Mr Rayner warned the extra allowance would add more complexity to the savings environment, suggesting a more simplified way to open up more ISA investments.
He explained: “Raising the base ISA allowance to £25,000 and indexing future annual increases to inflation would be a more effective strategy, ensuring that savings capacity keeps pace with economic change.
“Furthermore, by abandoning the idea of geographic restrictions on ISA investments the government would enable British savers to maintain as diversified a portfolio as possible, especially pertinent in light of the FTSE 100’s recent underperformance compared to other global financial markets.”
Concerns wre previously raised that the extra ISA allowance may only be used by a narrow group of savers.
Pensions director at Aegon, Steven Cameron, said: “The British ISA is expected to appeal primarily to individuals who already fully use their existing £20,000 ISA allowance.

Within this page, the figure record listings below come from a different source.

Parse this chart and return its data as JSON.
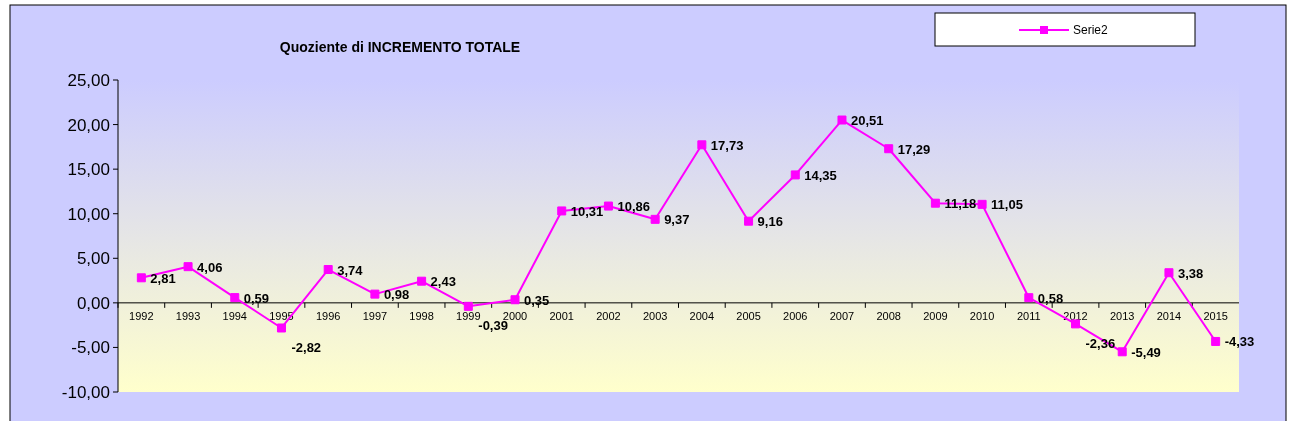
{
  "chart_data": {
    "type": "line",
    "title": "Quoziente di INCREMENTO TOTALE",
    "categories": [
      "1992",
      "1993",
      "1994",
      "1995",
      "1996",
      "1997",
      "1998",
      "1999",
      "2000",
      "2001",
      "2002",
      "2003",
      "2004",
      "2005",
      "2006",
      "2007",
      "2008",
      "2009",
      "2010",
      "2011",
      "2012",
      "2013",
      "2014",
      "2015"
    ],
    "series": [
      {
        "name": "Serie2",
        "color": "#ff00ff",
        "values": [
          2.81,
          4.06,
          0.59,
          -2.82,
          3.74,
          0.98,
          2.43,
          -0.39,
          0.35,
          10.31,
          10.86,
          9.37,
          17.73,
          9.16,
          14.35,
          20.51,
          17.29,
          11.18,
          11.05,
          0.58,
          -2.36,
          -5.49,
          3.38,
          -4.33
        ],
        "value_labels": [
          "2,81",
          "4,06",
          "0,59",
          "-2,82",
          "3,74",
          "0,98",
          "2,43",
          "-0,39",
          "0,35",
          "10,31",
          "10,86",
          "9,37",
          "17,73",
          "9,16",
          "14,35",
          "20,51",
          "17,29",
          "11,18",
          "11,05",
          "0,58",
          "-2,36",
          "-5,49",
          "3,38",
          "-4,33"
        ]
      }
    ],
    "ylim": [
      -10,
      25
    ],
    "yticks": [
      {
        "value": -10,
        "label": "-10,00"
      },
      {
        "value": -5,
        "label": "-5,00"
      },
      {
        "value": 0,
        "label": "0,00"
      },
      {
        "value": 5,
        "label": "5,00"
      },
      {
        "value": 10,
        "label": "10,00"
      },
      {
        "value": 15,
        "label": "15,00"
      },
      {
        "value": 20,
        "label": "20,00"
      },
      {
        "value": 25,
        "label": "25,00"
      }
    ],
    "marker": "square",
    "legend": "top right",
    "grid": false
  }
}
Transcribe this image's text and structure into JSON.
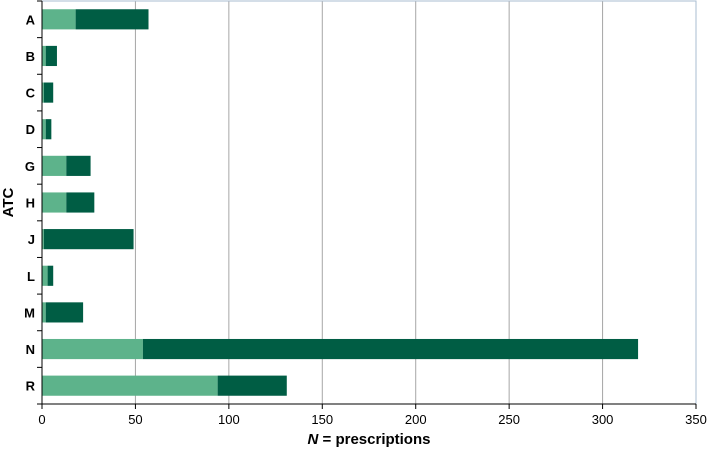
{
  "chart_data": {
    "type": "bar",
    "orientation": "horizontal",
    "stacked": true,
    "categories": [
      "A",
      "B",
      "C",
      "D",
      "G",
      "H",
      "J",
      "L",
      "M",
      "N",
      "R"
    ],
    "series": [
      {
        "color": "#5db38b",
        "values": [
          18,
          2,
          1,
          2,
          13,
          13,
          1,
          3,
          2,
          54,
          94
        ]
      },
      {
        "color": "#005d44",
        "values": [
          39,
          6,
          5,
          3,
          13,
          15,
          48,
          3,
          20,
          265,
          37
        ]
      }
    ],
    "title": "",
    "xlabel_italic": "N",
    "xlabel_rest": " = prescriptions",
    "ylabel": "ATC",
    "xlim": [
      0,
      350
    ],
    "xticks": [
      "0",
      "50",
      "100",
      "150",
      "200",
      "250",
      "300",
      "350"
    ],
    "grid": "vertical"
  }
}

“Within this, those who have chosen to hold most or all in cash rather than stocks and shares are less likely to be suited to this.
“Even for individuals ‘maxing out’ their stocks and shares ISAs, there are questions over the appropriateness of increasing exposure to UK equities rather than spreading their investment risks through a more geographically diversified portfolio.
“Given the narrow target market, the British ISA looks like a very niche product. But the Government proposals look set to create a lot more complexity to the ISA regime.
“With a maximum annual subscription of £5,000, it could prove very challenging to cover costs while offering this product at a charge level that provides value for money.”